Robust and accurate localization is critical for autonomous driving. Traditional GNSS-based localization methods suffer from signal occlusion and multipath effects in urban environments. Meanwhile, methods relying on high-definition (HD) maps are constrained by the high costs associated with the construction and maintenance of HD maps. Standard-definition (SD) maps-based methods, on the other hand, often exhibit unsatisfactory performance or poor generalization ability due to overfitting. To address these challenges, we propose SegLocNet, a multimodal GNSS-free localization network that achieves precise localization using bird's-eye-view (BEV) semantic segmentation.
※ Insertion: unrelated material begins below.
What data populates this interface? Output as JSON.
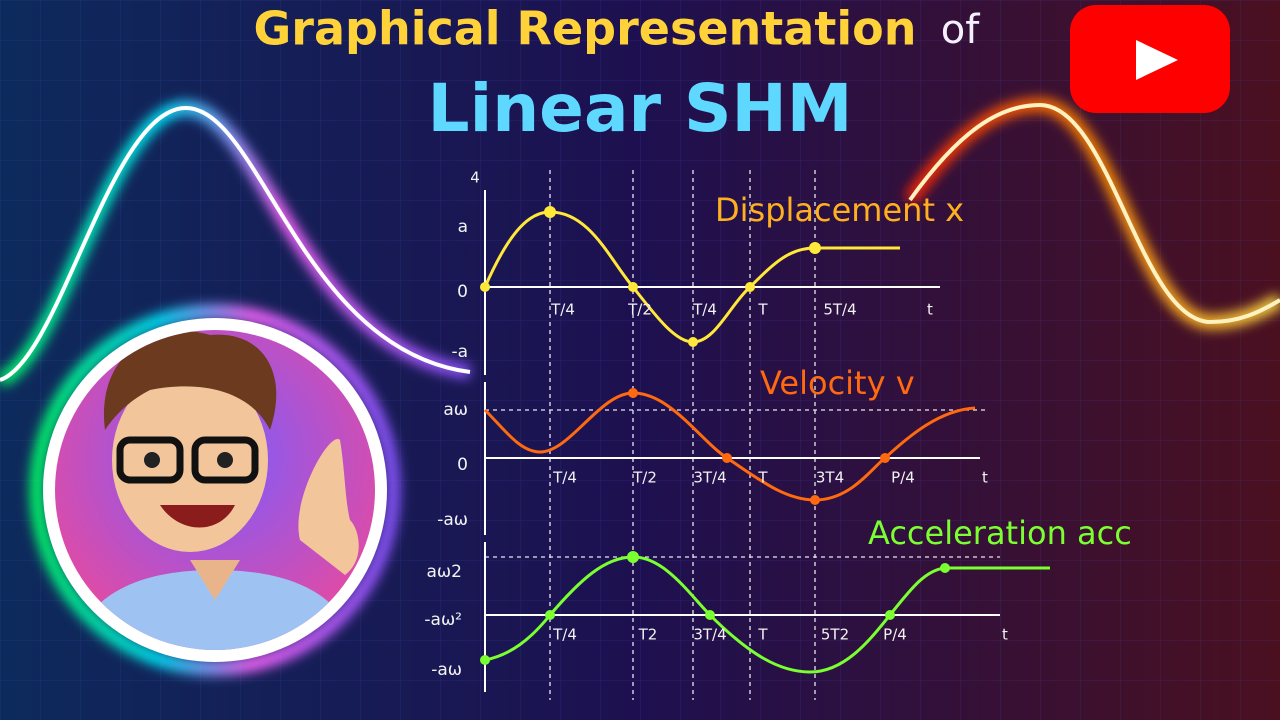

SegLocNet employs a BEV segmentation network to generate semantic maps from multiple sensor inputs, followed by an exhaustive matching process to estimate the vehicle's ego pose. This approach avoids the limitations of regression-based pose estimation and maintains high interpretability and generalization. By introducing a unified map representation, our method can be applied to both HD and SD maps without any modifications to the network architecture, thereby balancing localization accuracy and area coverage. Extensive experiments on the nuScenes and Argoverse datasets demonstrate that our method outperforms the current state-of-the-art methods, and that our method can accurately estimate the ego pose in urban environments without relying on GNSS, while maintaining strong generalization ability. Our code and pre-trained model will be released publicly.

Paper Structure

This paper contains 16 sections, 2 equations, 4 figures, 5 tables.

Figures (4)

  • Figure 1: To address the localization challenges due to signal occlusion and multipath errors in urban environments, we propose SegLocNet, a novel multimodal localization network that leverages multi-view images and the LiDAR point cloud to construct the local BEV semantic map of the surroundings. The precise pose estimation is achieved through the alignment of the BEV semantic map with the lightweight prior map.
  • Figure 2: The overall architecture of SegLocNet. We use a camera BEV encoder and a LiDAR BEV encoder to extract BEV features in a low-dimensional embedded space from the respective sensor inputs. Subsequently, the multimodal BEV features are fused with a lightweight convolutional neural network. The fused BEV features are then upsampled to the target resolution by the segmentation decoder to produce the BEV segmentation. Meanwhile, for each observation, a tile of local map is queried from the prior maps based on the given initial position. The vehicle's ego pose is estimated by exhaustively matching the BEV segmentation with the local prior map.
  • Figure 3: Visualization of different map processing methods.
  • Figure 4: Visualization of localization results on the Argoverse dataset. The red and blue arrows represent the GT pose and the predicted pose respectively.